Titolo della tesi: CONTROL OF CRYSTALLIZATION PRESSURE IN CEMENTITIOUS MATERIALS USING A BIO-BASED INHIBITOR
The manuscript examines the effectiveness of citric acid (3H-cit) and its synthesized phosphorylated analog, phosphocitric acid (AFC), in reducing crystallization pressures induced by sulfate attack within cementitious matrices. Sulfate attack is a significant deterioration mechanism for concrete in aggressive environments, such as sulfate-rich soils and saline coastal areas, often presenting as expansive growth of secondary ettringite and salt efflorescence within the cement matrix. This study evaluates the incorporation of inhibitors both as internal additives within the cement paste, assessing their potential as ready-to-use formulations, and as external surface treatments.
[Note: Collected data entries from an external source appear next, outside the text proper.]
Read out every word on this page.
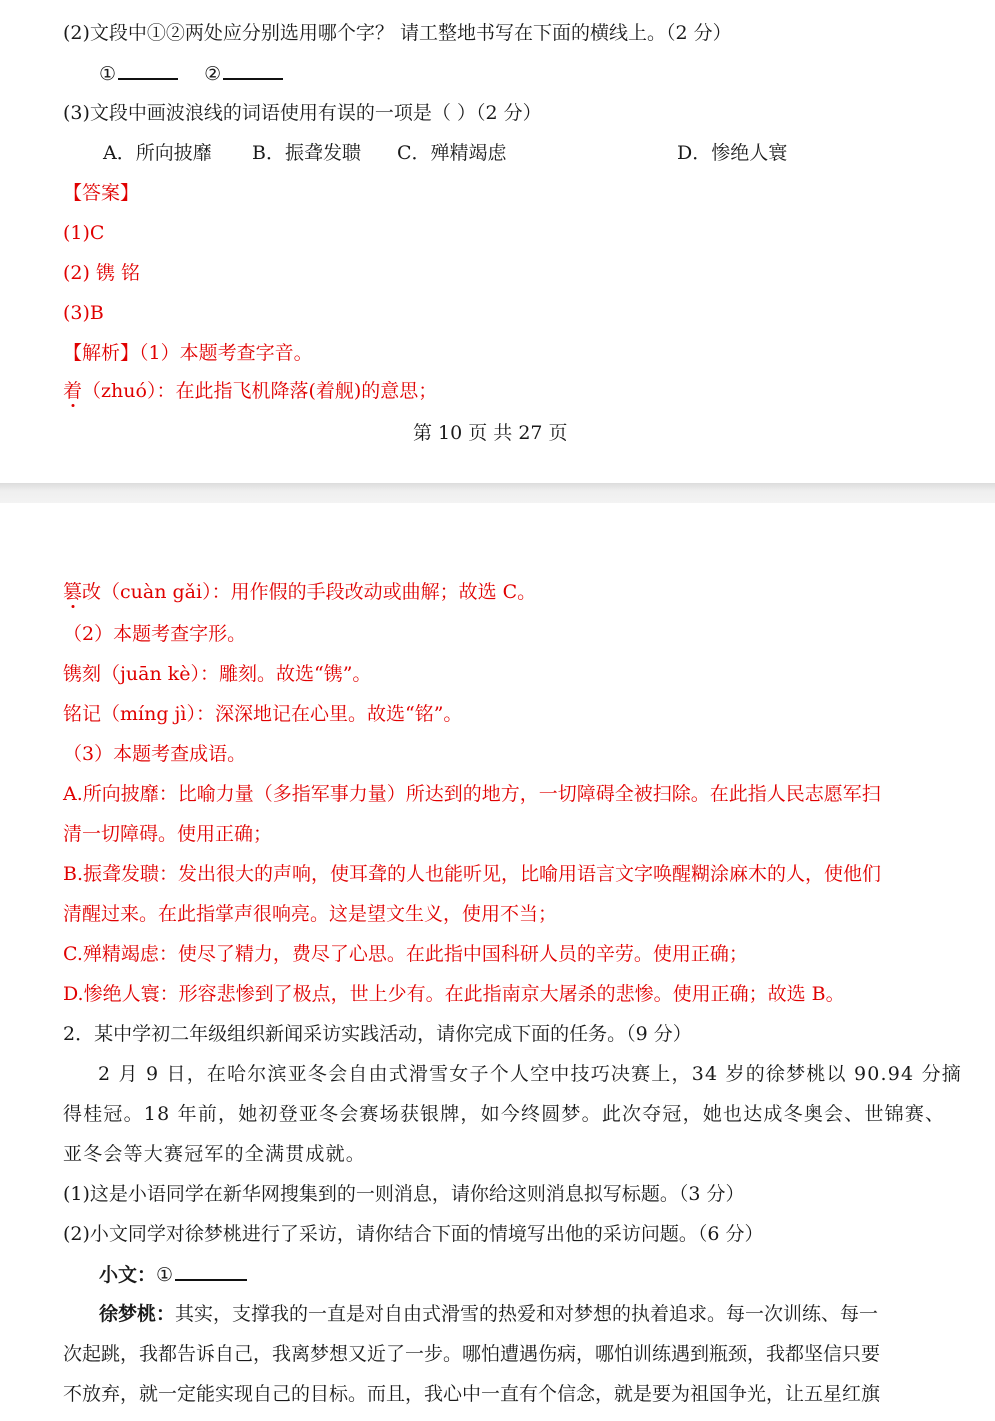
(2)文段中①②两处应分别选用哪个字？ 请工整地书写在下面的横线上。（2 分）
①	②
(3)文段中画波浪线的词语使用有误的一项是（ ）（2 分）
A．所向披靡 B．振聋发聩 C．殚精竭虑	D．惨绝人寰
【答案】
(1)C
(2) 镌 铭
(3)B
【解析】（1）本题考查字音。
着（zhuó）：在此指飞机降落(着舰)的意思；
第 10 页 共 27 页
篡改（cuàn gǎi）：用作假的手段改动或曲解；故选 C。
（2）本题考查字形。
镌刻（juān kè）：雕刻。故选“镌”。
铭记（míng jì）：深深地记在心里。故选“铭”。
（3）本题考查成语。
A.所向披靡：比喻力量（多指军事力量）所达到的地方，一切障碍全被扫除。在此指人民志愿军扫
清一切障碍。使用正确；
B.振聋发聩：发出很大的声响，使耳聋的人也能听见，比喻用语言文字唤醒糊涂麻木的人，使他们
清醒过来。在此指掌声很响亮。这是望文生义，使用不当；
C.殚精竭虑：使尽了精力，费尽了心思。在此指中国科研人员的辛劳。使用正确；
D.惨绝人寰：形容悲惨到了极点，世上少有。在此指南京大屠杀的悲惨。使用正确；故选 B。
2．某中学初二年级组织新闻采访实践活动，请你完成下面的任务。（9 分）
2 月 9 日，在哈尔滨亚冬会自由式滑雪女子个人空中技巧决赛上，34 岁的徐梦桃以 90.94 分摘
得桂冠。18 年前，她初登亚冬会赛场获银牌，如今终圆梦。此次夺冠，她也达成冬奥会、世锦赛、
亚冬会等大赛冠军的全满贯成就。
(1)这是小语同学在新华网搜集到的一则消息，请你给这则消息拟写标题。（3 分）
(2)小文同学对徐梦桃进行了采访，请你结合下面的情境写出他的采访问题。（6 分）
小文：①
徐梦桃：其实，支撑我的一直是对自由式滑雪的热爱和对梦想的执着追求。每一次训练、每一
次起跳，我都告诉自己，我离梦想又近了一步。哪怕遭遇伤病，哪怕训练遇到瓶颈，我都坚信只要
不放弃，就一定能实现自己的目标。而且，我心中一直有个信念，就是要为祖国争光，让五星红旗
Controlled crystallization tests were employed to assess the performance of superficial treatments with inhibitors. Analysis of efflorescence morphology, pore structure retention, and surface integrity in treated samples reveals citric acid’s ability to promote the formation of a denser, less expansive salt layer with lower aspect ratios than naturally occurring efflorescence. Phosphocitric acid at a concentration of 10⁻⁵ M showed the highest efficacy, producing finely distributed, non-disruptive efflorescences and maintaining superior pore integrity, indicating that AFC is particularly effective at inhibiting crystallization without compromising material integrity. The higher deprotonation level of phosphocitric acid likely facilitates stronger coordination bonds with sodium sulfate cations, thereby reducing its affinity for adsorption onto the cement surface.
The interactions between both inhibitors and the hydration of Portland cement (PC), particularly with the tricalcium aluminate phase (C3A), are analyzed with an emphasis on the formation of alumina-ferric oxide-mono (AFm) phases. A comprehensive suite of analytical techniques was utilized, each offering complementary insights into the underlying mechanisms. Isothermal calorimetry, conducted in both in-situ and ex-situ setups, was used to monitor the heat evolution during PC hydration and its potential modulation by the inhibitors. Various factors, including mixing energy, neutralization reactions, dissolution processes of C3A and C3S, possible complexation of Al³⁺ and Ca²⁺ ions, and the potential precipitation of AFm-citrate, were considered as contributors to the observed heat release variations. Scanning Electron Microscopy (SEM) analysis displayed distinct morphological changes, with higher inhibitor dosages producing different crystal habits.
Further validation is provided by studying modifications in primary ettringite within synthesized systems, as well as observing altered morphologies in secondary ettringite formed in the presence of inhibitory additives. Notably, the aspect ratio of secondary ettringite crystals was significantly reduced due to the influence of inhibitors. X-ray Diffraction (XRD) spectra displayed substantial shifts in basal d-spacing across different samples, indicating that both inhibitors actively modify the crystal growth habit, primarily by limiting crystal growth along the c-axis, thus reducing the aspect ratio. This alteration in interlayer spacing, oriented perpendicularly to the primary growth axis, results in smaller, more compact crystals than reference ettringite.
The research also extends to a case study investigating citric acid’s efficacy in reducing salt crystallization damage within the concrete matrix under cyclic wetting and drying, simulating repetitive marine exposure. Mechanical stress simulations were conducted using a wave flume to mimic dynamic loads imposed by waves on coastal structures. During each experimental phase, concrete samples' physical and elastic properties were monitored through acoustic wave velocity measurements—specifically, P-wave and S-wave velocities—which allowed for calculating Young’s modulus (E) as a proxy for the material’s elastic properties. The wave simulation results showed that citric acid-treated concrete retains a higher level of structural integrity compared to untreated samples, which deteriorated more rapidly due to the combined effects of salt crystallization and mechanical stress.